Il fasolaro vive leggermente infossato in fondali sabbiosi e viene pescato attraverso rastrelli o con la turbosoffiante, strumento utilizzato generalmente per la pesca delle vongole. Il suo allevamento è molto sviluppato nel campo dell'acquacoltura.


■ Al momento dell'acquisto


Il fasolaro va venduto vivo, per garantirne la freschezza, con la conchiglia chiusa: se le valve fossero rotte o aperte, significherebbe che l'animale non è più vivo. Perché sia tenero, è necessario che non sia di taglia grossa, perché le sue carni potrebbero risultare dure o legnose.


■ Uso in cucina


All'interno della sua conchiglia possono esservi dei residui di sabbia: per pulire il fasolaro sarà allora necessario metterlo a mollo in acqua fredda per un paio di ore, con l'aggiunta di sale grosso.
Una volta rimosso dalla conchiglia, sarà necessario “battere” il fasolaro con un martello da cucina sul piede rosso, fino a quando questo non cede in consistenza, così da mantenere le sue carni più tenere. Il fasolaro viene servito preferibilmente crudo, spruzzato con del succo di limone, ma bisogna però prestare cautela nel consumarlo in questo modo, perché se il fasolaro non è fresco, c'è il rischio di prendere l'epatite A.

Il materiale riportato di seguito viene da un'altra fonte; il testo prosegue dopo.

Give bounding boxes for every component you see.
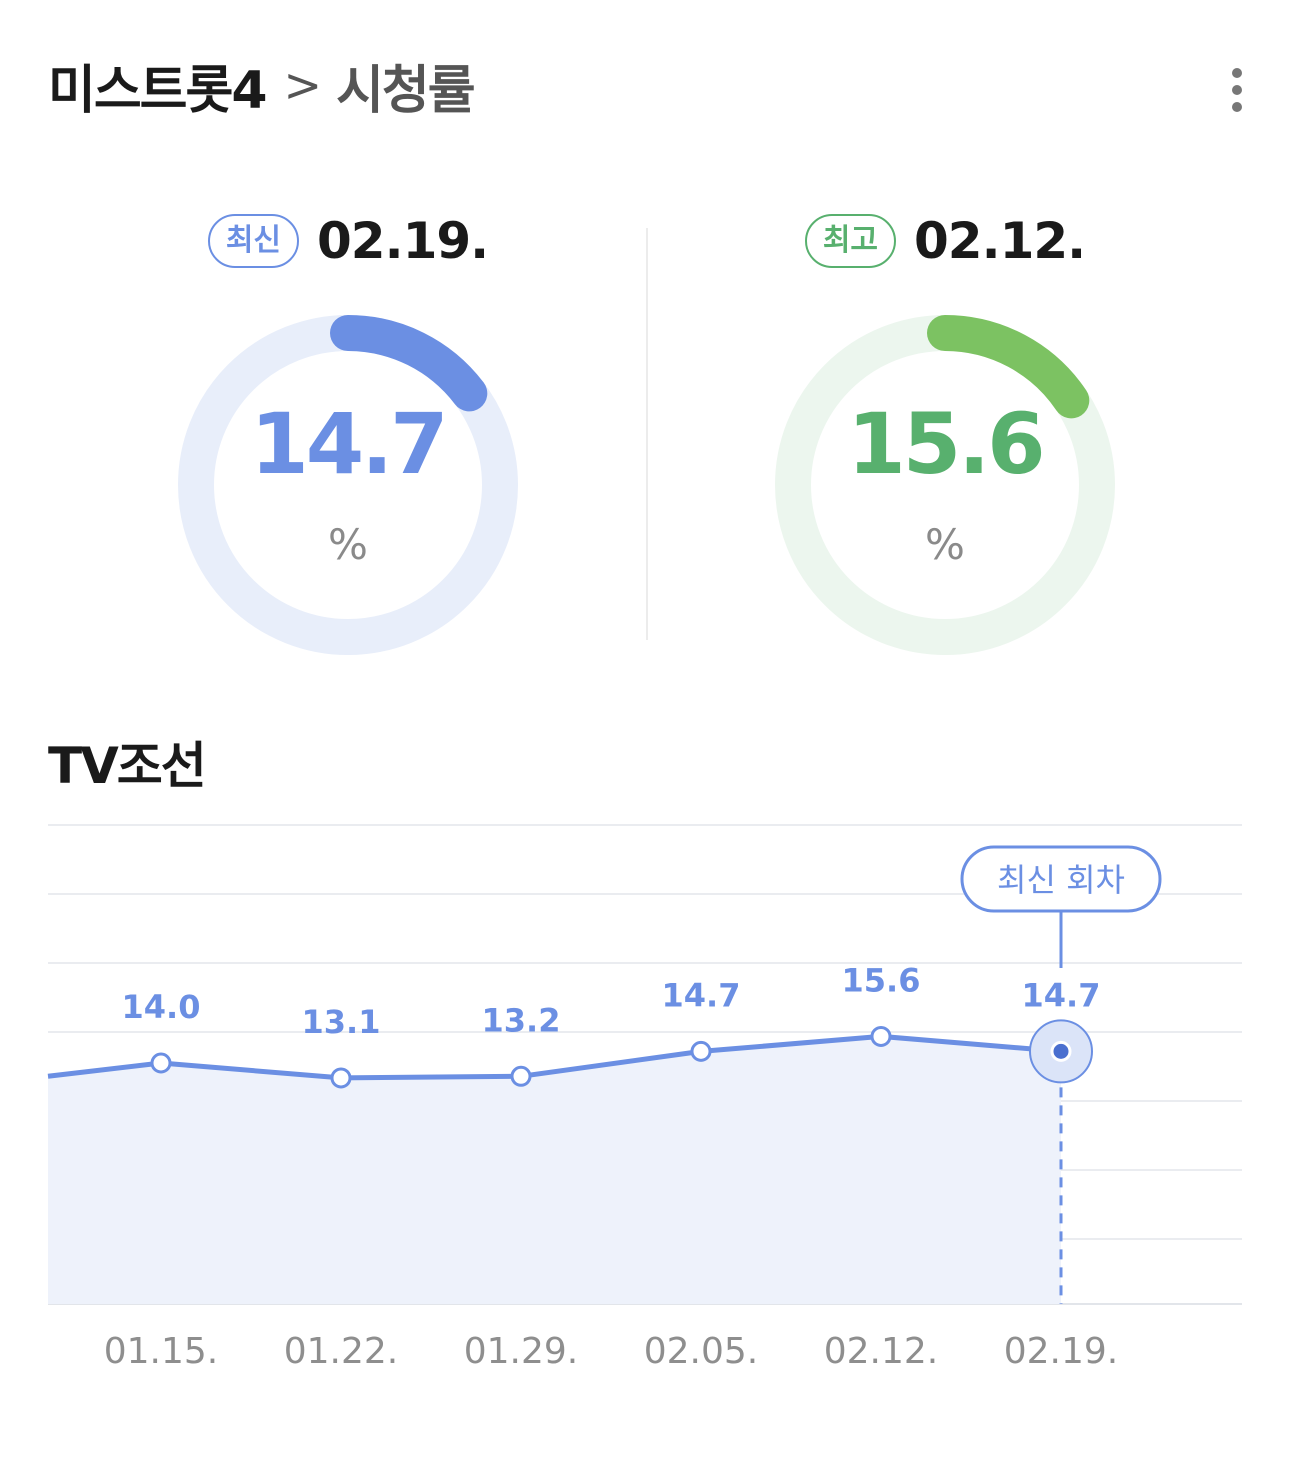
rating-summary: 최신 02.19. 14.7 % 최고 02.12. 15.6 % xyxy=(0,200,1290,660)
data-label: 14.0 xyxy=(122,988,201,1026)
data-point xyxy=(150,1052,172,1074)
latest-badge: 최신 xyxy=(207,214,300,268)
data-point xyxy=(690,1040,712,1062)
data-label: 15.6 xyxy=(842,961,921,999)
data-point xyxy=(870,1025,892,1047)
latest-rating-unit: % xyxy=(328,520,368,569)
data-label: 13.1 xyxy=(302,1003,381,1041)
gauge-arc xyxy=(927,315,1090,419)
ratings-line-chart: 14.0 01.15. 13.1 01.22. 13.2 01.29. 14.7 02.05.… xyxy=(47,824,1242,1372)
annotation-label: 최신 회차 xyxy=(997,861,1125,899)
gauge-arc xyxy=(330,315,488,412)
latest-rating-panel: 최신 02.19. 14.7 % xyxy=(48,200,648,660)
page-header: 미스트롯4 > 시청률 xyxy=(48,50,476,121)
section-title: 시청률 xyxy=(336,60,476,121)
divider xyxy=(646,228,648,640)
program-title[interactable]: 미스트롯4 xyxy=(48,60,268,121)
x-tick-label: 02.12. xyxy=(824,1331,939,1372)
x-tick-label: 02.05. xyxy=(644,1331,759,1372)
x-tick-label: 02.19. xyxy=(1004,1331,1119,1372)
data-point xyxy=(330,1067,352,1089)
data-label: 14.7 xyxy=(662,976,741,1014)
best-rating-panel: 최고 02.12. 15.6 % xyxy=(645,200,1245,660)
x-tick-label: 01.22. xyxy=(284,1331,399,1372)
latest-rating-value: 14.7 xyxy=(250,395,448,493)
data-label: 13.2 xyxy=(482,1001,561,1039)
best-rating-unit: % xyxy=(925,520,965,569)
chevron-right-icon: > xyxy=(283,58,323,112)
data-label: 14.7 xyxy=(1022,976,1101,1014)
data-point xyxy=(1050,1040,1072,1062)
x-tick-label: 01.15. xyxy=(104,1331,219,1372)
annotation-bubble xyxy=(960,845,1162,913)
best-rating-gauge: 15.6 % xyxy=(770,310,1120,660)
latest-rating-gauge: 14.7 % xyxy=(173,310,523,660)
best-date: 02.12. xyxy=(914,212,1086,270)
area-fill xyxy=(48,1036,1061,1304)
network-title: TV조선 xyxy=(48,737,207,795)
data-point xyxy=(510,1065,532,1087)
best-rating-value: 15.6 xyxy=(847,395,1045,493)
latest-date: 02.19. xyxy=(317,212,489,270)
x-tick-label: 01.29. xyxy=(464,1331,579,1372)
best-badge: 최고 xyxy=(804,214,897,268)
more-options-icon[interactable] xyxy=(1222,68,1254,112)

Il fasolaro può essere cucinato in sautè, cioè saltato in padella senza condimenti né acqua, ma è altresì noto anche un piatto particolare che vede protagonista questo mollusco: i “Fasolari all'uovo”, un accoppiamento inconsueto per un risultato semplice e gustoso.
Un consiglio: può essere utile tenere da parte l'acqua del mollusco, ricca di sapore; una volta filtrata per rimuovere l'eventuale sabbietta, sarà possibile utilizzarla per cucinare risotti o insaporire il fasolaro stesso nel corso della sua cottura.


■ Proprietà nutrizionali


Il fasolaro è ricco di vitamine, sali minerali e potassio, utili all'organismo sia per la crescita che per lo sviluppo di tessuti e di molti organi. Poiché i sali minerali non possono essere prodotti dall'organismo, è indispensabile assumerli attraverso l'alimentazione.


■ Curiosità


Il fasolaro viene chiamato in modi diversi a seconda delle regioni d'Italia: Issolon (Veneto), Fasularè, Camadia di luna, Nuce lisce (Puglie), Cocciola fasulara (Campania), Concola liscia (Marche).